In my understanding of power, I see a link between power relations on the micro-level and institutions, or, regimes of accumulation. The way I combine Foucault’s understanding of power with that of Marx can be summarized as follows:
1. A political strategy, or an economic regime, consists of institutionalized technologies of power. Their strength depends on how many different, mutually reinforcing technologies of power can be combined institutionally.
2. New political/economic projects emerge when current structures are modified. They imply decentralized relations of power and new technologies of power.
3. Social change does not come from taking over existing institutions but from institutionalizing new technologies of power. This entails new forms of production, governance, and social relationships as well as the creation of new forms of knowledge, values, and norms.
4. Technologies of power form a bridge between our consciousness (our knowledge of the world) and material reality.
When it comes to resistance and counterpower, I think we need to combine historical materialism (a political-economic macro-perspective) with a Foucauldian approach (a sociological micro-perspective). We must consider global systems as well as the local effects of power. Althusser’s structuralism and economic determinism were challenged by Foucault and other poststructuralists, when the French orthodox left proved itself incapable of seizing the revolutionary moment of May 1968. In my view, this was an unrealistic hope, but that’s beside the point. Foucault was not only an academic, but also a militant (something often forgotten by the postmodern academics who worship him). But it is important to note that Foucault did not question Marxist and Maoist theory, but the failure of communist organizations to deliver the goods, namely revolution.
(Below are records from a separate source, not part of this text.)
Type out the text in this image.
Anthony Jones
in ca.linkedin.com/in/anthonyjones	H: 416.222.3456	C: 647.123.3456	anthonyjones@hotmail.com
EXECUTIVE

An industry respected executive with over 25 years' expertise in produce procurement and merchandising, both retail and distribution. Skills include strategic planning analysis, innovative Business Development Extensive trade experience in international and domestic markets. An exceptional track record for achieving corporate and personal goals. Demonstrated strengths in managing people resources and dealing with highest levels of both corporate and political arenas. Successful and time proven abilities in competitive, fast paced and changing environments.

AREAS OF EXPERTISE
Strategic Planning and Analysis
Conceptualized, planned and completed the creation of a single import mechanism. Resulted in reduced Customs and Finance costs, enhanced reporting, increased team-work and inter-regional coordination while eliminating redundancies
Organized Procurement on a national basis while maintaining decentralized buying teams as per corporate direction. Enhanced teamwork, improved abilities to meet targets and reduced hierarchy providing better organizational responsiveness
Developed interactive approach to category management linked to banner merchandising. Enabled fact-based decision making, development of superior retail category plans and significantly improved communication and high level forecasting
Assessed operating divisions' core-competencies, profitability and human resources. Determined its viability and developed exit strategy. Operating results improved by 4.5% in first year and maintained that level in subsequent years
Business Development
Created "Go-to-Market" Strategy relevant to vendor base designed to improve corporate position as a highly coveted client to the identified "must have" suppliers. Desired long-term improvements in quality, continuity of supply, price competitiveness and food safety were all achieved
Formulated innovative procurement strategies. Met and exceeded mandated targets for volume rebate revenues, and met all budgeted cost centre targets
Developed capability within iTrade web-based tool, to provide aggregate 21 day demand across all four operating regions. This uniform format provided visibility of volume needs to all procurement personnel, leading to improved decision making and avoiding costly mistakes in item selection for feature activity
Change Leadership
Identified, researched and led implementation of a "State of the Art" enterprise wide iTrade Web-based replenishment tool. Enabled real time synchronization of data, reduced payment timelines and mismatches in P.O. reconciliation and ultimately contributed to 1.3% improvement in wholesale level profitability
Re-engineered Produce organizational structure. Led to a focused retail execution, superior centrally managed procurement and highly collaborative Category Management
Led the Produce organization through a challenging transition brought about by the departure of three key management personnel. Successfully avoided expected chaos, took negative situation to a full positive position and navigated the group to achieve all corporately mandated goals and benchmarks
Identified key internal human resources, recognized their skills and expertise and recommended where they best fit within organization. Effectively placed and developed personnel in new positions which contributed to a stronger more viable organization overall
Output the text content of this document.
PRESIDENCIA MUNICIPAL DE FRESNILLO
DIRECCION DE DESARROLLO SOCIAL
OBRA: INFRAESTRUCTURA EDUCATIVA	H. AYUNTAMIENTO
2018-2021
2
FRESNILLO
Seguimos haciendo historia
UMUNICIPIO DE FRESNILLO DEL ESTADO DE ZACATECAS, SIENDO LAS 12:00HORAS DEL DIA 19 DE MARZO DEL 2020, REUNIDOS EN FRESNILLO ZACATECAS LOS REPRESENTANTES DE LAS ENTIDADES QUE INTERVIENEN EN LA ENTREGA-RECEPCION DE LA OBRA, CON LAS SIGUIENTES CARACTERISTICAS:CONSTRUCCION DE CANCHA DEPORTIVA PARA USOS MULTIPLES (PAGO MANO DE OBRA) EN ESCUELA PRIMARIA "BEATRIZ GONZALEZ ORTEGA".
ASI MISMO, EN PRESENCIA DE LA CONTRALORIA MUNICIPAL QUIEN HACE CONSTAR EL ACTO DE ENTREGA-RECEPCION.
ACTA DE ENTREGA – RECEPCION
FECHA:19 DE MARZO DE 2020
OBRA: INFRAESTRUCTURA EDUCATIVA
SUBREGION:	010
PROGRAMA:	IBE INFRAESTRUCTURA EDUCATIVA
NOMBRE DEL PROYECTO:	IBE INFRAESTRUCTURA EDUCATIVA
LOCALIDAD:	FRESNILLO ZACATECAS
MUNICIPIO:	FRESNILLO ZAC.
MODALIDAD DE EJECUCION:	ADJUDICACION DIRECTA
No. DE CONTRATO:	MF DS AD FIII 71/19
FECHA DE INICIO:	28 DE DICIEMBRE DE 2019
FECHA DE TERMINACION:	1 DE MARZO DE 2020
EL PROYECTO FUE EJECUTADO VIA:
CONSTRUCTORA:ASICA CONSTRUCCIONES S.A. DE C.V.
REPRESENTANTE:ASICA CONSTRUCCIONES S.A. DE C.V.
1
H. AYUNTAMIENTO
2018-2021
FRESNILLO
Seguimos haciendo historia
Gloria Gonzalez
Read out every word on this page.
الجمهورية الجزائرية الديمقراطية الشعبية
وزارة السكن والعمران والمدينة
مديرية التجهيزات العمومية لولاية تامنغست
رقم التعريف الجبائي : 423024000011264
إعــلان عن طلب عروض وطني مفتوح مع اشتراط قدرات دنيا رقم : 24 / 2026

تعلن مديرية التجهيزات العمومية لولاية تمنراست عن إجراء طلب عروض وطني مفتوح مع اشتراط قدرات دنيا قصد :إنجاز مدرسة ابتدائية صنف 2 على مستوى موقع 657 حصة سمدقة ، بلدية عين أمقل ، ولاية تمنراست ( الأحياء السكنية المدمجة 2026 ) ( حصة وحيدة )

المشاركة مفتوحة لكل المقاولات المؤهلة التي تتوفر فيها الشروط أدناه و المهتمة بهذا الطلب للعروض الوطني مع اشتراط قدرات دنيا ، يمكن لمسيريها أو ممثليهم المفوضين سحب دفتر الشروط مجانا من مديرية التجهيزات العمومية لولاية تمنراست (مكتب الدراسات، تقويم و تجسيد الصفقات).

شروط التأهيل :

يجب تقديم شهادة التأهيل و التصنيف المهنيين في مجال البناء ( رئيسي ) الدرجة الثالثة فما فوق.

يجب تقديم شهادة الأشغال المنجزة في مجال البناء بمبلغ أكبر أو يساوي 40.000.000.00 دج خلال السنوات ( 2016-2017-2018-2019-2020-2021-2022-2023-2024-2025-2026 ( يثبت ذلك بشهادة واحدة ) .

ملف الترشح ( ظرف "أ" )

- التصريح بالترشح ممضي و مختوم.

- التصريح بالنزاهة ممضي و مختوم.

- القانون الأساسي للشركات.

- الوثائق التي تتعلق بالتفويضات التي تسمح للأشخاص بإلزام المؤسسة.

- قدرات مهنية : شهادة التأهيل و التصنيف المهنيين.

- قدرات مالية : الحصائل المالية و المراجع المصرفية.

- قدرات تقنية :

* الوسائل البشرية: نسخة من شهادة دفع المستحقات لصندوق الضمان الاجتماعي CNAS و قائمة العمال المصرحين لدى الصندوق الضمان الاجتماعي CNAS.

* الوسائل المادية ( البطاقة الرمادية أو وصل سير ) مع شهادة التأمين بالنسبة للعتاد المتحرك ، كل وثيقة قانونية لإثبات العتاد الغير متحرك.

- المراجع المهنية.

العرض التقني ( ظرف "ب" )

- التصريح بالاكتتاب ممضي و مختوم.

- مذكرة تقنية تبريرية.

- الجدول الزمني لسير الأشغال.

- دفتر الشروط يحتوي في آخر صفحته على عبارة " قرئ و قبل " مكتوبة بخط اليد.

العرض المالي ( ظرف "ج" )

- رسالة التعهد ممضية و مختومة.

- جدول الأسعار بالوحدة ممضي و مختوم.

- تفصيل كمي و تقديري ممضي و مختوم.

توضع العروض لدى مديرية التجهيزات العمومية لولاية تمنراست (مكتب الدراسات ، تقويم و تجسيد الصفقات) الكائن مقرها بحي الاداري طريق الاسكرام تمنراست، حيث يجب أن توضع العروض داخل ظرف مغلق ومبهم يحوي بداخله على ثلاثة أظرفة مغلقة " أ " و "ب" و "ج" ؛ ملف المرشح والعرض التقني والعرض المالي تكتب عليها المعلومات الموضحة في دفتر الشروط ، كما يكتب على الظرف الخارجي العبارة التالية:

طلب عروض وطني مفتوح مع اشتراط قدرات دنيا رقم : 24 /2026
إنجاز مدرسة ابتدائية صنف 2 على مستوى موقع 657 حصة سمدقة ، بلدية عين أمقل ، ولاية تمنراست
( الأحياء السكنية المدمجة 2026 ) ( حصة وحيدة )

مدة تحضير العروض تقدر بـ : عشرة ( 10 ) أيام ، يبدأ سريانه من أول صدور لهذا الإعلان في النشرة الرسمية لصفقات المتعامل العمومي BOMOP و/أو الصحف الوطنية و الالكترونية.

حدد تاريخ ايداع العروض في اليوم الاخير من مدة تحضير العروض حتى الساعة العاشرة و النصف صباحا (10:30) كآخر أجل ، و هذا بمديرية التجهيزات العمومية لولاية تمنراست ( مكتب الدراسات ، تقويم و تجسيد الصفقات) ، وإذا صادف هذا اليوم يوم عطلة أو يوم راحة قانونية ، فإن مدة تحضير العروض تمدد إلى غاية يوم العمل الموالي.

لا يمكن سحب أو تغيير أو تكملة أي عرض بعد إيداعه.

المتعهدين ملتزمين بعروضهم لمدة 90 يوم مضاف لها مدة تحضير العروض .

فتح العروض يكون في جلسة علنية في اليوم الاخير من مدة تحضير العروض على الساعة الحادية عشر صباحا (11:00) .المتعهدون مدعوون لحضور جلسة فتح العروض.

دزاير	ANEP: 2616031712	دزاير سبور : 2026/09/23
It is open to debate whether poststructuralism—with its focus on loose organizing, fragmentation, multiplicity, identity politics, and localization—contributes much to making revolution possible, but that does not mean Foucault’s analysis of power is any the less useful. It certainly helps us understand power more thoroughly. Of particular importance is Foucault’s insistence that power has not only a structural but also a dynamic dimension. Power is not concentrated in the state alone. It is everywhere. With respect to global neoliberalism this means that it is much more than just transnational corporations, the military, and the police. It is also ideas, cultural traits, consumption patterns, and so forth.
Social change does not come just from storming the Winter Palace; for real social change, power must be exercised differently.